[Date Prev][Date Next][Thread Prev][Thread Next][Date Index][Thread Index]
Re: nl_langinfo(CODESET) again
Edmund GRIMLEY EVANS wrote on 2000-05-24 08:23 UTC:
> does anyone have code for converting common nl_langinfo(CODESET) names into
> names that can be used in e-mail?
A pretty effective algorithm for normalizing character encoding names
into MIME charset names is attached below. Except for a very small
number of really widely established MIME encodings (namely US-ASCII and
ISO-8859-1), you are today far more likely to get your text correctly
displayed if you send it out in UTF-8 as opposed to whatever your local
legacy locale uses. For instance every Windows 2000 user is able to
display a very comprehensive Unicode repertoire, but not every Windows
2000 user has installed all the optional conversion tables from legacy
encodings. Only UTF-8 is guaranteed to be processable. The prudent thing
today is clearly to convert to UTF-8 on the sender's side, unless all
characters fit into US-ASCII or ISO-8859-1.

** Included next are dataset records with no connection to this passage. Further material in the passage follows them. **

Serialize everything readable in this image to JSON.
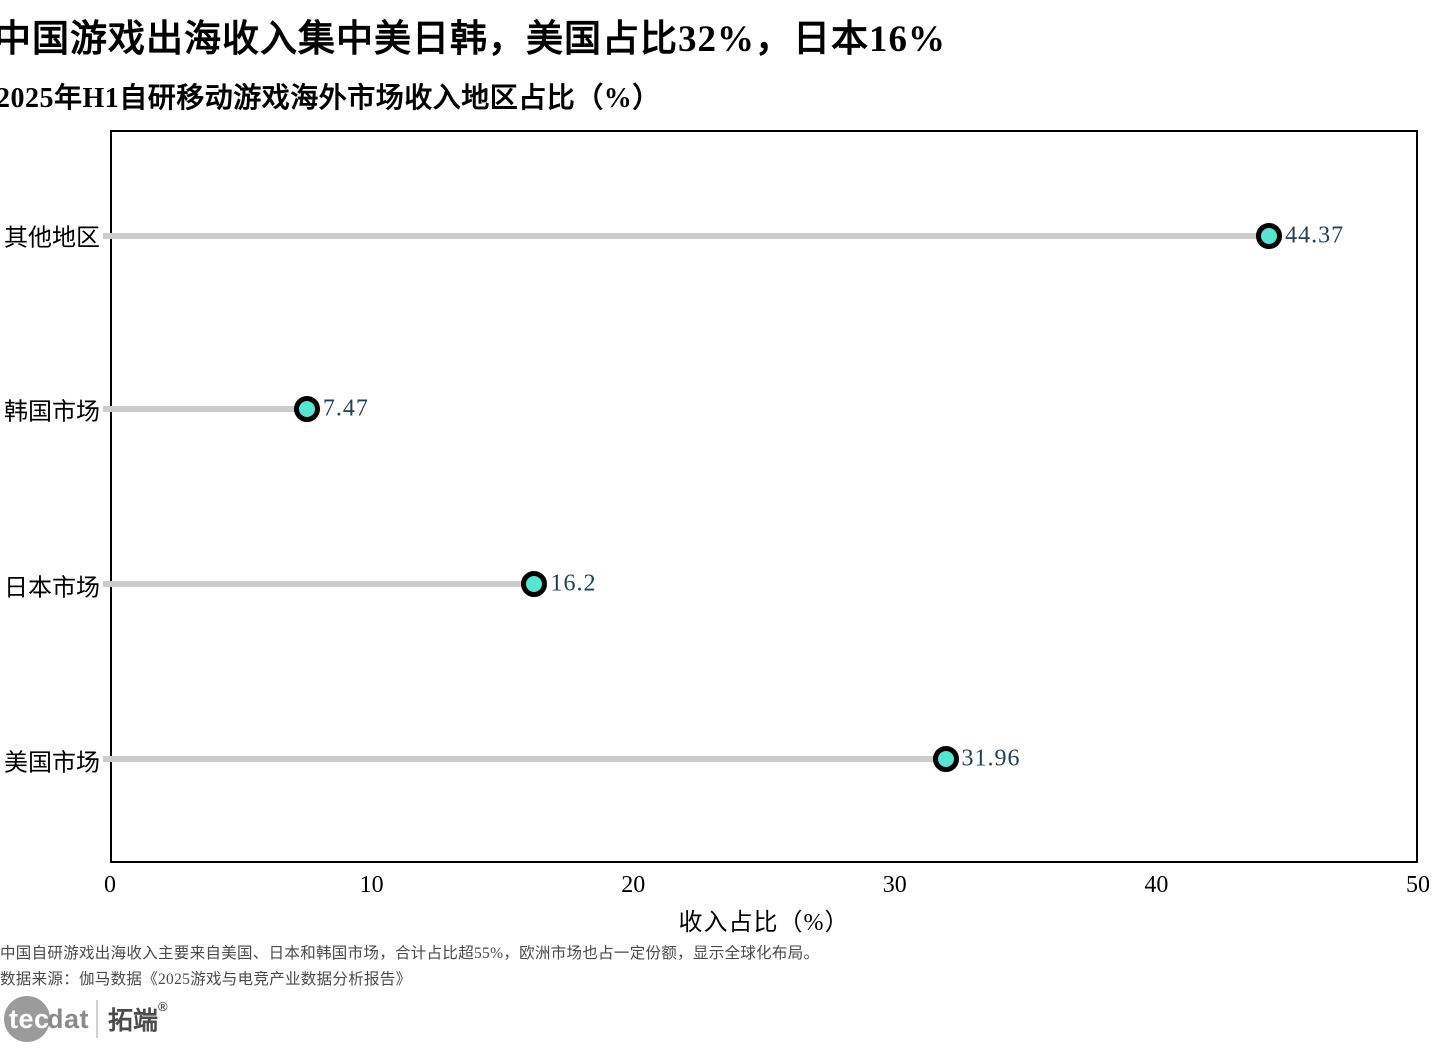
{
  "title": "中国游戏出海收入集中美日韩，美国占比32%，日本16%",
  "subtitle": "2025年H1自研移动游戏海外市场收入地区占比（%）",
  "chart_data": {
    "type": "scatter",
    "variant": "horizontal-lollipop",
    "title": "2025年H1自研移动游戏海外市场收入地区占比（%）",
    "categories": [
      "其他地区",
      "韩国市场",
      "日本市场",
      "美国市场"
    ],
    "values": [
      44.37,
      7.47,
      16.2,
      31.96
    ],
    "value_labels": [
      "44.37",
      "7.47",
      "16.2",
      "31.96"
    ],
    "xlabel": "收入占比（%）",
    "ylabel": "",
    "xlim": [
      0,
      50
    ],
    "xticks": [
      0,
      10,
      20,
      30,
      40,
      50
    ],
    "grid": false,
    "legend": false,
    "dot_color": "#58e4d3",
    "dot_ring_color": "#000000",
    "stem_color": "#cccccc",
    "value_text_color": "#22405a"
  },
  "footnotes": [
    "中国自研游戏出海收入主要来自美国、日本和韩国市场，合计占比超55%，欧洲市场也占一定份额，显示全球化布局。",
    "数据来源：伽马数据《2025游戏与电竞产业数据分析报告》"
  ],
  "logo": {
    "circle_text": "tec",
    "suffix_text": "dat",
    "brand_text": "拓端",
    "registered_mark": "®"
  }
}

Do *not* send out ISO-8859-15 encoded MIME email, because orders of
magnitude fewer people will be able to display it correctly compared to
if you had sent it in UTF-8.
Markus
--
Markus G. Kuhn, Computer Laboratory, University of Cambridge, UK
Email: mkuhn at acm.org, WWW: <http://www.cl.cam.ac.uk/~mgk25/>
#!/usr/bin/perl
# Read the name of a character encoding from stdin and transform it into
# the corresponding standardized MIME charset name, as registered on
# (or pipelined for) ftp://ftp.isi.edu/in-notes/iana/assignments/character-sets
# Markus Kuhn <mkuhn@xxxxxxx> -- 2000-05-24
while (<STDIN>) {
tr/a-z/A-Z/;
if (/8859[-_\/](\d+)(:.*)?$/) {
print "ISO-8859-$1\n";
} elsif (/LATIN[-_\/]?([1-4])$/) {
print "ISO-8859-$1\n";
} elsif (/LATIN[-_\/]?CYRILLIC/) {
print "ISO-8859-5\n";
} elsif (/LATIN[-_\/]?ARABIC/) {
print "ISO-8859-6\n";
} elsif (/LATIN[-_\/]?GREEK/) {
print "ISO-8859-7\n";
} elsif (/LATIN[-_\/]?HEBREW/) {
print "ISO-8859-8\n";
} elsif (/LATIN[-_\/]?5$/) {
print "ISO-8859-9\n";
} elsif (/LATIN[-_\/]?6$/) {
print "ISO-8859-10\n";
} elsif (/LATIN[-_\/]?7$/) {
print "ISO-8859-13\n";
} elsif (/LATIN[-_\/]?8$/) {
print "ISO-8859-14\n";
} elsif (/LATIN[-_\/]?9$/) {
print "ISO-8859-15\n";
} elsif (/LATIN[-_\/]?10$/) {
print "ISO-8859-16\n";
} elsif (/UTF[-_\/]?8/ || /UTF$/) {
print "UTF-8\n";
} elsif (/(WINDOWS|WIN|CP|DOS|IBM|MSDOS)[-_\/]?(\d+)$/) {
print "windows-$2\n";
} elsif (/ASCII/ || /X3\.4/ || /[^\d]646[\.-_\/]?IRV/) {
print "US-ASCII\n";
} elsif (/2022[-_\/]?([A-Z\d-]+)(:.*)?$/) {
print "ISO-2022-$1\n";
} elsif (/SHIFT[-_\/]?JIS/) {
print "Shift_JIS\n";
} elsif (/BIG[-_\/]?5$/) {
print "Big5\n";
} else {
print;
}
}